315-ps5

CSCI 315 Assignment #5

Goal

The goal of this assignment is to get some practice working with convolutional neural networks (CNNs) in PyTorch. As before, we will begin by modifying existing code from the author, instead of attempting to write the whole program from scratch.

Get it working 

As in the previous assignment, look over the code from the author’s repository. Then begin copy/pasting piece-by-piece into a single Python script cnn.py that you can run in IDLE, command-line, or your favorite IDE.   It should only take a few minutes to copy/paste the code up to the point where you can run the first network and get a final accuracy of around 55.6.  Looking at my code I that point, I found there was a bit that was unused, so I removed it.

Train, pickle

Once you can run the code, repeat what we did in the previous assignment: create two separate scripts cnn.py (class definition) and cnn_train.py (training).

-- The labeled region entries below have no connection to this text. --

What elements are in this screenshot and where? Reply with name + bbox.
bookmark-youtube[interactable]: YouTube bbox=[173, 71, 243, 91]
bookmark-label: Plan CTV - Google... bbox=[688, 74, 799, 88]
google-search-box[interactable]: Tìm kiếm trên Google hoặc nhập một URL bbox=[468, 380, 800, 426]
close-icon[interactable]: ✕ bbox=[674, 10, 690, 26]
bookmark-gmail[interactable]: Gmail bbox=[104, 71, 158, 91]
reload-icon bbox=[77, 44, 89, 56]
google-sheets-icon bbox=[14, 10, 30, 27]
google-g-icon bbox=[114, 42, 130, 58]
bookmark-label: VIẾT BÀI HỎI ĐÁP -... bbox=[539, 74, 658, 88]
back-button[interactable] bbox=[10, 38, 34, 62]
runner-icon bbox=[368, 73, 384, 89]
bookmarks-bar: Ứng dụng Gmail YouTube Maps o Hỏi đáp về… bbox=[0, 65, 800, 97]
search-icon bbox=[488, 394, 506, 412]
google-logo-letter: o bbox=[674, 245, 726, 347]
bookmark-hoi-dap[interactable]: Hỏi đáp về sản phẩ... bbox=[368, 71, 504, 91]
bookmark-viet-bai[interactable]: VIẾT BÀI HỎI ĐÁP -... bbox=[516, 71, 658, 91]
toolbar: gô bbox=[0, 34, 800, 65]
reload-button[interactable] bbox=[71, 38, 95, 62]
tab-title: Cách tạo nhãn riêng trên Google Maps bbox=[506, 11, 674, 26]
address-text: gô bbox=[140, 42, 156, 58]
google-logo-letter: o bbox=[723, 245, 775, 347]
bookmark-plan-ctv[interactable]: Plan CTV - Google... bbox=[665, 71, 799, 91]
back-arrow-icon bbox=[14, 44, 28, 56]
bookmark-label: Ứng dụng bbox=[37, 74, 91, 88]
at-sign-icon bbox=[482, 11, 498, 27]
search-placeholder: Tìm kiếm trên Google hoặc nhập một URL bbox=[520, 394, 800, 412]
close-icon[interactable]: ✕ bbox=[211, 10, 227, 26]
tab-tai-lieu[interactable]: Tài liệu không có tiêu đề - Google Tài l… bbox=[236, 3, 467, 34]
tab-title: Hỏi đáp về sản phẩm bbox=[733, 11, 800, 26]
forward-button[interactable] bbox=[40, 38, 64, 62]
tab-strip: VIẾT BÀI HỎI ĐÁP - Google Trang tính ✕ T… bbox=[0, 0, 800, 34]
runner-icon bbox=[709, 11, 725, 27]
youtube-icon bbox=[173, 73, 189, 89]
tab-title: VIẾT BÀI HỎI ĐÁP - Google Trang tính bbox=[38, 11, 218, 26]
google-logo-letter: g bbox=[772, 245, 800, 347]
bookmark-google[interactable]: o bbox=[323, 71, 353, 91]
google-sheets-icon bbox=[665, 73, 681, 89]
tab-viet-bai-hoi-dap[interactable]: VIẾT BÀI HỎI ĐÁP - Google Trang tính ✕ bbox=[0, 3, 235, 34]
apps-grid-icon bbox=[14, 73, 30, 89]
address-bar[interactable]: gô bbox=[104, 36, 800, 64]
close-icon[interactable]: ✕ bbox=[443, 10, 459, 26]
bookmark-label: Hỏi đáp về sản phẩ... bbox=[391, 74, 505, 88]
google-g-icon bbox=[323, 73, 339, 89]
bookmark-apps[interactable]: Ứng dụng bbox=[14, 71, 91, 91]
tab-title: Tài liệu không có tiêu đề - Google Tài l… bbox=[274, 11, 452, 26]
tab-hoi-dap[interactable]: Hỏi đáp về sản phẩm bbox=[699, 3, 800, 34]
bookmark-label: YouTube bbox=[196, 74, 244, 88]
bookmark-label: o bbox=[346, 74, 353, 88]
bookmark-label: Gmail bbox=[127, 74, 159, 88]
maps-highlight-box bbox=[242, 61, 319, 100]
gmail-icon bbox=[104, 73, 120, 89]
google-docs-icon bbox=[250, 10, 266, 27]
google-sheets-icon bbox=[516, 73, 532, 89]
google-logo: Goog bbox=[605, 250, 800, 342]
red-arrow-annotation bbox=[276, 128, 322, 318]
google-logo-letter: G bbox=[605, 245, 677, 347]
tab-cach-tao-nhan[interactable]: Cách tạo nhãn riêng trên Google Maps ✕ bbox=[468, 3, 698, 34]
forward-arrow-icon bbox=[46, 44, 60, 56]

This time you’ll have to to add the pickling code, since it’s not already in the code from the author’s repository.   While you’re at it, copy the line of code from the previous assignment that reports which device (cpu or gpu) the program is using to train the network.

Test

Considering all the work we did getting mlp_test.py to work in the last assignment (including the confusion matrix), I found it easier to use that script as the basis for my third new script, cnn_test.py.  Although the initial copy/paste/modify was easy, I immediately ran into some problems with the forward() method.  (If you didn’t have problems, feel to skip the rest of this paragraph!)  Following my practice of when in doubt, print out it, I discovered the usual suspect I’ve mentioned in class: a mismatch in the shape of the tensor I was passing into the network versus what the network expected.   I thought about doing a reshape() call on the data tensor, but quickly realized that a simpler solution involved eliminating, rather than adding,  a line of code.

CPU/GPU Rematch!

Use your cnn_train.py script to repeat the timing experiment from the previous assignment and report your results (time for training on CPU  vs. GPU for same number of epochs).  In addition to noticing a significant time difference (expected), I found that the GPU vs. CPU agreed on the loss, but differed noticeably in accuracy . This puzzled me a bit, because the point of calling torch.random.seed(0) at the top is to get the same results every time, to help with debugging.  In your writeup, note the CPU-vs-GPU time differences, and see what you can find online about the differences in accuracy.

But is it worth it?

Of course, a fancy neural net (CNN) with GPU speedup isn’t really worth much if it doesn’t beat the results (around 91% test accuracy) that we were able to get with the simpler networks (SLP, MLP) in our previous assignment.  To test the advantage of the CNN, let’s step up our game to a much bigger number of training epochs, say, 500.   So to finish up, see what kind of accuracy you can get with your three networks (SLP, MLP, CNN) after such a large number of training epochs — making sure to use the same learning rate for all three. (I recommend bringing along some other work to do while you’re waiting!)  Report the accuracy for each of the three networks in your writeup.

What to turn in to Github

As before, your main turnin will be  a PDF writeup of your results, but be sure to upload your three CNN scripts to for possible future use.